= Fritt Folk (Communist) =

Norwegian newspaper

Fritt Folk (lit. 'Free People') was a Norwegian newspaper, published in Høyanger in Sogn og Fjordane county from 1919 until 1928.

==History and profile==
The paper was started as Sogns Social-Demokrat in 1919, as the first Labour Party newspaper in Sogn og Fjordane. It was published in Lærdalsøyri, and Erik Nordberg was the editor-in-chief. In 1920 Kr. Bøthun took over as editor, was soon (September) succeeded by Kristian Modahl, and the newspaper began publishing twice a week. In 1921 it was moved from Lærdalsøyri to Vadheim, and the name was changed to Sogn og Fjordane Socialdemokrat. Its tagline was "Organ for Sogn og Fjordane arbeiderparti".
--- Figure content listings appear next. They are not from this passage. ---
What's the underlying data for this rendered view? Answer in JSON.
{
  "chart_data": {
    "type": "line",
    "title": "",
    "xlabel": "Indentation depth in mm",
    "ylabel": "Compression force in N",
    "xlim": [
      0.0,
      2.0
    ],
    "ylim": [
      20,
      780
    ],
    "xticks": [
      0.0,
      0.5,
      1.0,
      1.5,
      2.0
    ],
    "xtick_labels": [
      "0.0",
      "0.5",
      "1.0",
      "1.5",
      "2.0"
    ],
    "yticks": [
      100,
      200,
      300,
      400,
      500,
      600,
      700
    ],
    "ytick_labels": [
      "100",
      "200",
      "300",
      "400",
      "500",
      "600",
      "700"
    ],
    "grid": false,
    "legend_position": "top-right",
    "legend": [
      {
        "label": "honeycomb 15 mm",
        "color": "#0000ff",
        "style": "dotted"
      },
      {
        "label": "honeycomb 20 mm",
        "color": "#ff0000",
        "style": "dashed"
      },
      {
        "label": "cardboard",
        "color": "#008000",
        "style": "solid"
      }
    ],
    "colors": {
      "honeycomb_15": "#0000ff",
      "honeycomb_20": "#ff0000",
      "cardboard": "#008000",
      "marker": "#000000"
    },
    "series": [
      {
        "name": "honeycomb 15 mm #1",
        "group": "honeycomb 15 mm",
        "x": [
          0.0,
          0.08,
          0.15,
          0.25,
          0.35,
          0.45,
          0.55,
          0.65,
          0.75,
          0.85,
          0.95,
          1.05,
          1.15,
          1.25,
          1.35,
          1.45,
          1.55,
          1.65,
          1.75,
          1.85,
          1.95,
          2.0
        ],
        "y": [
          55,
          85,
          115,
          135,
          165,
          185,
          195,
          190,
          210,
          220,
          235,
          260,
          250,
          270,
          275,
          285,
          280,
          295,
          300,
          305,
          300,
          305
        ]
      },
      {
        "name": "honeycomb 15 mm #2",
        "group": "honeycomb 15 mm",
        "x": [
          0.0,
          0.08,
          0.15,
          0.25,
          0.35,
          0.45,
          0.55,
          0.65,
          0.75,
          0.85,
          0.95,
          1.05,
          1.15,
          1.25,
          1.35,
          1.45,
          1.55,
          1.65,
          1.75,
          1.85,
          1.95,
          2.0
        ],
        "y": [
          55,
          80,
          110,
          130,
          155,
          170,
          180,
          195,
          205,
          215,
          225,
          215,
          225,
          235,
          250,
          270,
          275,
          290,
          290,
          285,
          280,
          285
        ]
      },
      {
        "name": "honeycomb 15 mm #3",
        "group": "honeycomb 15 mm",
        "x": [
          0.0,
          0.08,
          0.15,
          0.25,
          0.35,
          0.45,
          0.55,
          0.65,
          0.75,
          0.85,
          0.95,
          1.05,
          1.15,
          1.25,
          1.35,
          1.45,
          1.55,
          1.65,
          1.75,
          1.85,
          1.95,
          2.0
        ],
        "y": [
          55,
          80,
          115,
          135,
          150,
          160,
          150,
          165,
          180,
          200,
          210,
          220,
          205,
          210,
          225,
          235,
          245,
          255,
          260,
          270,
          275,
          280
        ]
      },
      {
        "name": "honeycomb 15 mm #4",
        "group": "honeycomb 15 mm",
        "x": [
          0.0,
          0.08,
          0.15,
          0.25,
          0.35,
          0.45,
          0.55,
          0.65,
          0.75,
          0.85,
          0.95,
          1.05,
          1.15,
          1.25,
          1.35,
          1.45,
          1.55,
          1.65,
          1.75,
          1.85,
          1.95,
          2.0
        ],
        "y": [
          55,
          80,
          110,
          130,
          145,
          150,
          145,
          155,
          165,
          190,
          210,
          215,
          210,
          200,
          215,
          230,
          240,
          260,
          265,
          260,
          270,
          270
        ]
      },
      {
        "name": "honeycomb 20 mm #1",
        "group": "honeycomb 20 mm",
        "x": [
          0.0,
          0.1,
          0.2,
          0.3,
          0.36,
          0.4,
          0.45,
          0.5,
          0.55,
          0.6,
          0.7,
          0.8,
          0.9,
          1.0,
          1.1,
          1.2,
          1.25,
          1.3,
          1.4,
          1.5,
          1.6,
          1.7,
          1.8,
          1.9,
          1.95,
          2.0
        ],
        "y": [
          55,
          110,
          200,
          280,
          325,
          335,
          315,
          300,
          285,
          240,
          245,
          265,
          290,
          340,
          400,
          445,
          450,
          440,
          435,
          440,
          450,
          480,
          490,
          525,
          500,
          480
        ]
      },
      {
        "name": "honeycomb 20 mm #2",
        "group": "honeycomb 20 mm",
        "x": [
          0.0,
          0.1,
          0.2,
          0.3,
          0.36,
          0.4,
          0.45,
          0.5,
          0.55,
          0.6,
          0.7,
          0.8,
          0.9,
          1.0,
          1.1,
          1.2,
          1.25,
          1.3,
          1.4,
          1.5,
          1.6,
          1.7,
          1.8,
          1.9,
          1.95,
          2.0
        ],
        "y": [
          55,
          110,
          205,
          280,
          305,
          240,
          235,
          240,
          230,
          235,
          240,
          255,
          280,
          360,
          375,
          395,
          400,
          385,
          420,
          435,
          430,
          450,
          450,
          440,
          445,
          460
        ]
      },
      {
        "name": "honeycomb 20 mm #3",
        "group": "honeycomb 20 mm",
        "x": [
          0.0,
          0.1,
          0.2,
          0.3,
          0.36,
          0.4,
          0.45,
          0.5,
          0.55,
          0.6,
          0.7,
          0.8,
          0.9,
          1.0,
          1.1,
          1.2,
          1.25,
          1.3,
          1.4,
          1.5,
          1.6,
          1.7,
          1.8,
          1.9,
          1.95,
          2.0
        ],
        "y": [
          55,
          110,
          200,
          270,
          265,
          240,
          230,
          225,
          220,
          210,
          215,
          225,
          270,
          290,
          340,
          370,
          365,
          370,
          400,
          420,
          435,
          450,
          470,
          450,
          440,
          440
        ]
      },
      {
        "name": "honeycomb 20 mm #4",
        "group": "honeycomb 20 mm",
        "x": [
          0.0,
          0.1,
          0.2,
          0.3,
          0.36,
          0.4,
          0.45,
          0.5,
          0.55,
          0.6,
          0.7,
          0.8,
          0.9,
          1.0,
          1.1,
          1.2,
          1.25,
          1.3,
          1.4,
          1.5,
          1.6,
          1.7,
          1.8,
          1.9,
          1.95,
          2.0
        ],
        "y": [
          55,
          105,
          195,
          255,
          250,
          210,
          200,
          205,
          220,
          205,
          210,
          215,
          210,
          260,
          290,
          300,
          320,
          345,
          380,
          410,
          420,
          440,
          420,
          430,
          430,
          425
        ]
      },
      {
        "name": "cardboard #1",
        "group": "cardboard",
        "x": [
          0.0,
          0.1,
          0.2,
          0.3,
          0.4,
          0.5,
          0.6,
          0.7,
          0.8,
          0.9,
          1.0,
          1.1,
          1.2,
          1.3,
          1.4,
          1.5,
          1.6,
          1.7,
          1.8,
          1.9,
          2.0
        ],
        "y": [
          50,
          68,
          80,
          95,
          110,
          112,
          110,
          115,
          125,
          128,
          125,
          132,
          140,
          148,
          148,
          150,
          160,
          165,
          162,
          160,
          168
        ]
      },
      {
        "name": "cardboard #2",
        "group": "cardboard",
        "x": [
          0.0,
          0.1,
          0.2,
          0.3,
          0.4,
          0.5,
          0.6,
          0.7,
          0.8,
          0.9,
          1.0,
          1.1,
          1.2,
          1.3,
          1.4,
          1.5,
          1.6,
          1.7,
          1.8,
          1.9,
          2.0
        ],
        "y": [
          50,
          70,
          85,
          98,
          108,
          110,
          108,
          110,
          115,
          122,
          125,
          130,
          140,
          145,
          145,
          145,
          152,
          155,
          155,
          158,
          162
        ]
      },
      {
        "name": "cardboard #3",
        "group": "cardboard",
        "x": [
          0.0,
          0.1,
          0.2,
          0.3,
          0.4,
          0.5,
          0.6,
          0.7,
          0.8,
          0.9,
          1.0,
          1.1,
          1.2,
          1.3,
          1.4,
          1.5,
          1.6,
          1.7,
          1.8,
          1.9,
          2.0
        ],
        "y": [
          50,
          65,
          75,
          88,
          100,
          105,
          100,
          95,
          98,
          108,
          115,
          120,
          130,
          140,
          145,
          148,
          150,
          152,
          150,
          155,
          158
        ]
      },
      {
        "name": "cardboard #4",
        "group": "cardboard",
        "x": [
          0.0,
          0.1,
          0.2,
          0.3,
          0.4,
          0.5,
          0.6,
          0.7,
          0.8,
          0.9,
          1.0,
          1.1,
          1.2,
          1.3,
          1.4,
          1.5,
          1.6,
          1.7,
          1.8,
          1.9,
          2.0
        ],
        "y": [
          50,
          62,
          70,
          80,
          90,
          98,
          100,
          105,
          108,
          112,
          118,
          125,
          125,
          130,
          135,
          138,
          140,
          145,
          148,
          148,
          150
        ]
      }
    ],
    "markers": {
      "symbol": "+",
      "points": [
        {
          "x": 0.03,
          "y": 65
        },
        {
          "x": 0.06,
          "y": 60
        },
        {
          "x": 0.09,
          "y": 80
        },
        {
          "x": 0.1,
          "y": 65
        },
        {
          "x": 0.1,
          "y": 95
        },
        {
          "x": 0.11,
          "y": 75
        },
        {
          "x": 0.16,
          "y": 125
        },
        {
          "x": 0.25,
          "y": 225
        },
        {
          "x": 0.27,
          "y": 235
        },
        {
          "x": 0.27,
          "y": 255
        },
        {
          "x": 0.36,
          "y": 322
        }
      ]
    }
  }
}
In 1923, when the Communist Party split from the Labour Party, the newspaper was usurped by the new party. The name was changed to Fritt Folk in 1923, and moved to Høyanger in 1924. Kristian Modahl remained editor. It was published twice a week. The newspaper went defunct after its last issue on 4 April 1928. This was partly caused by the antagonism between local Communist and Labour members, also the newspaper was evicted from its headquarters in the basement of Folkets Hus (The People's House), whose owners had become indebted.